The ACF plot is shown in Figure C.6 and shows that the autocorrelation has been dealt with and we can be rather more confident about the trend component (not plotted). Note that in this case we need to use the normalized residuals to get residuals that take account of the fitted correlation structure.

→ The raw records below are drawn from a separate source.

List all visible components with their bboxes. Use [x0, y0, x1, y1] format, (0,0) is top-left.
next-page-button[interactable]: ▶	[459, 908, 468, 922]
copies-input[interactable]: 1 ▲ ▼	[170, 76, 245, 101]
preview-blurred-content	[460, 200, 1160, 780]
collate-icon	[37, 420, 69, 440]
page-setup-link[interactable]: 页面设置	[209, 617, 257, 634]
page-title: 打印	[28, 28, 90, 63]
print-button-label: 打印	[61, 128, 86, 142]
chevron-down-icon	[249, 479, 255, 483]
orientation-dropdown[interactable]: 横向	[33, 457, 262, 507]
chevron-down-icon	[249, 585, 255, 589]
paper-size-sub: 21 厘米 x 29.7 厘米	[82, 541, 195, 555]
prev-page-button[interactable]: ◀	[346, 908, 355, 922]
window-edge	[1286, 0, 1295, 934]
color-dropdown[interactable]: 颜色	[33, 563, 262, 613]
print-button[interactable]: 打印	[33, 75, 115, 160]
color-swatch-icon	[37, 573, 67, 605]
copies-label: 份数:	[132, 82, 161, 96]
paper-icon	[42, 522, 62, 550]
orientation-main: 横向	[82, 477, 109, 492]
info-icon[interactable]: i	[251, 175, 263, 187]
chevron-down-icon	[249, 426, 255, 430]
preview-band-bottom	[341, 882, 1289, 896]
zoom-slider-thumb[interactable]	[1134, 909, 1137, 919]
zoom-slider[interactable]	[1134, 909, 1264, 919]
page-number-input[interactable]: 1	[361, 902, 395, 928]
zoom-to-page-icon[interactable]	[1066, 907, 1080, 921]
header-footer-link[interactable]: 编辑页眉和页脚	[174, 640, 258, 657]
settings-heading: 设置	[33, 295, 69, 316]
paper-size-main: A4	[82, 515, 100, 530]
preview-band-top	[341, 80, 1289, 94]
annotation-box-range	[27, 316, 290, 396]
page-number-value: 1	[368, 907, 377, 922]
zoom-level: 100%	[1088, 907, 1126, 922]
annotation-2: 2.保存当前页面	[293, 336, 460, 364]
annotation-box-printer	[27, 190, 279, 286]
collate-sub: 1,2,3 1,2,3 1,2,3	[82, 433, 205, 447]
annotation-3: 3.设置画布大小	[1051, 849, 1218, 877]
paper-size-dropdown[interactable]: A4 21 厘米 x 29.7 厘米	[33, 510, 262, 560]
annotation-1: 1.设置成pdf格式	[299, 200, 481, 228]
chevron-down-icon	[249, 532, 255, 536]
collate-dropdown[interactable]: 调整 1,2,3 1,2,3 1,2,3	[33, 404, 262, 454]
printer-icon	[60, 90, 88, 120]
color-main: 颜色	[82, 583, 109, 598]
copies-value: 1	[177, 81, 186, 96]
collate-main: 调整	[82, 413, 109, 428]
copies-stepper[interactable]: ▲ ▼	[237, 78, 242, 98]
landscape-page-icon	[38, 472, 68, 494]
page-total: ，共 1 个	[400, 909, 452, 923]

Note that model M2 assumes that the trend and seasonal terms vary independently of one another. However, if the seasonal amplitude and/or phase change over time then a model that accounts for the interaction between the two may be better. Indeed, this does seem to be the case here, as shown by the improved fit of the model below. This model uses a tensor product smooth (`te`

) and the reason for doing this and not using an isotropic smooth (`s`

) is that the trend and seasonal components are essentially on different scales. We would not necessarily want to apply the same level of smoothness to both components. An example of covariates on the same scale would be latitude and longitude.

```
M3 <- gamm(o3 ~ s(month, bs = "cc") +
te(trend, month), data = monthly,
correlation = corAR1(form = ~ month | year))
summary(M3$gam)
```

```
Family: gaussian
Link function: identity
Formula:
o3 ~ s(month, bs = "cc") + te(trend, month)
Parametric coefficients:
Estimate Std. Error t value Pr(>|t|)
(Intercept) 71.3213 0.4582 155.7 <2e-16 ***
---
Signif. codes: 0 '***' 0.001 '**' 0.01 '*' 0.05 '.' 0.1 ' ' 1
Approximate significance of smooth terms:
edf Ref.df F p-value
s(month) 6.893 8.000 23.56 < 2e-16 ***
te(trend,month) 4.012 4.012 7.58 1.63e-05 ***
---
Signif. codes: 0 '***' 0.001 '**' 0.01 '*' 0.05 '.' 0.1 ' ' 1
R-sq.(adj) = 0.668
Scale est. = 36.121 n = 276
```

It becomes a bit more difficult to plot the two-way interaction between the trend and the month, but it is possible with a surface as shown in Figure C.7. This plot shows for example that during summertime the trends component varies little. However for the autumn and winter months there has been a much greater increase in the trend component for O_{3}.

`plot(M3$gam, select = 2, scheme = 1, theta = 225, phi = 10,ticktype = "detailed")`

While there have been many steps involved in this short analysis, the data at Mace Head are not typical of most air quality data observed, say in urban areas. Much of the data considered in these areas does not appear to have significant autocorrelation in the residuals once the seasonal variation has been accounted for, therefore avoiding the complexities of taking account of the correlation structure of the data. It may be for example that sites like Mace Head and a pollutant such as O_{3} are much more prone to larger scale atmospheric processes that are not captured by these models.